The second choice of analyses
If number of incident and perpetuated cases at follow-up are too low to perform the above
multiple logistic regression models with incorporation of the three primary explanatory
variables in one analyses per FSD definition, it will be investigated if the confounding
primary explanatory variables can be reduced into one variable and incorporated in separate
analyses instead. Hence, instead of performing one analysis per FSD definition, three
logistic regression analyses will be performed for each FSD definition:
1. An analysis investigating the effect of baseline neuroticism (primary explanatory
variable) as risk factor for incident FSD/contributor to perpetuating FSD (primary
outcome) with adjustment for 1) perceived stress and the accumulated number of ALE
reduced into one variable, 2) sex, and 3) age.
2. An analysis investigating the effect of baseline perceived stress (primary explanatory
variable) as risk factor for incident FSD/contributor to perpetuating FSD (primary
outcome) with adjustment for 1) neuroticism and the accumulated number of ALE reduced
into one variable, 2) sex, and 3) age.
3. An analysis investigating the effect baseline accumulated number of ALE (primary
explanatory variable) as risk factor for incident FSD/contributor to perpetuating FSD
(primary outcome) with adjustment for 1) neuroticism and perceived stress reduced into
one variable, 2) sex, and 3) age.
To find out if the confounding primary explanatory variables can be reduced into one
variable, principal component analyses will be performed.

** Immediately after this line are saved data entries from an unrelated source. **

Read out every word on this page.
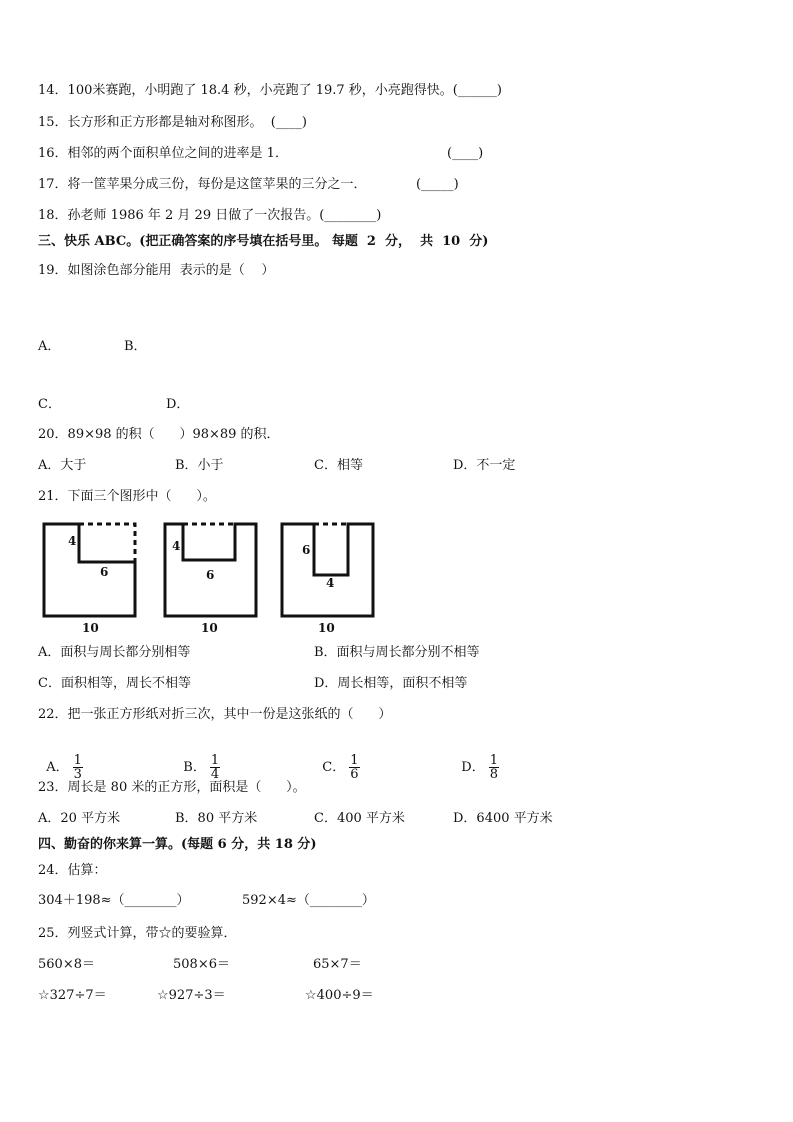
14．100米赛跑，小明跑了 18.4 秒，小亮跑了 19.7 秒，小亮跑得快。(______)
15．长方形和正方形都是轴对称图形。  (____)
16．相邻的两个面积单位之间的进率是 1．	(____)
17．将一筐苹果分成三份，每份是这筐苹果的三分之一．	(_____)
18．孙老师 1986 年 2 月 29 日做了一次报告。(________)
三、快乐 ABC。(把正确答案的序号填在括号里。 每题  2  分，  共  10  分)
19．如图涂色部分能用  表示的是（    ）
A．	B．
C．	D．
20．89×98 的积（      ）98×89 的积．
A．大于	B．小于	C．相等	D．不一定
21．下面三个图形中（      ）。
4
6
10
4
6
10
6
4
10
A．面积与周长都分别相等	B．面积与周长都分别不相等
C．面积相等，周长不相等	D．周长相等，面积不相等
22．把一张正方形纸对折三次，其中一份是这张纸的（      ）

A． $\frac{1}{3}$	B． $\frac{1}{4}$	C． $\frac{1}{6}$	D． $\frac{1}{8}$

23．周长是 80 米的正方形，面积是（      ）。
A．20 平方米	B．80 平方米	C．400 平方米	D．6400 平方米
四、勤奋的你来算一算。(每题 6 分，共 18 分)
24．估算：
304＋198≈（________）	592×4≈（________）
25．列竖式计算，带☆的要验算．
560×8＝	508×6＝	65×7＝
☆327÷7＝	☆927÷3＝	☆400÷9＝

The third choice of analyses If the second set of analyses cannot provide us with meaningful
variables describing the primary explanatory variables, separate logistic regression analyses
investigating the effect of neuroticism, perceived stress, and the accumulated number of ALE,
respectively, will be performed with pre-defined prioritisation of confounders. The
prioritisation will be as follows (depending on the primary explanatory variable): 1)
neuroticism, 2) perceived stress, 3) accumulated number of ALE, 4) sex, and 5) age.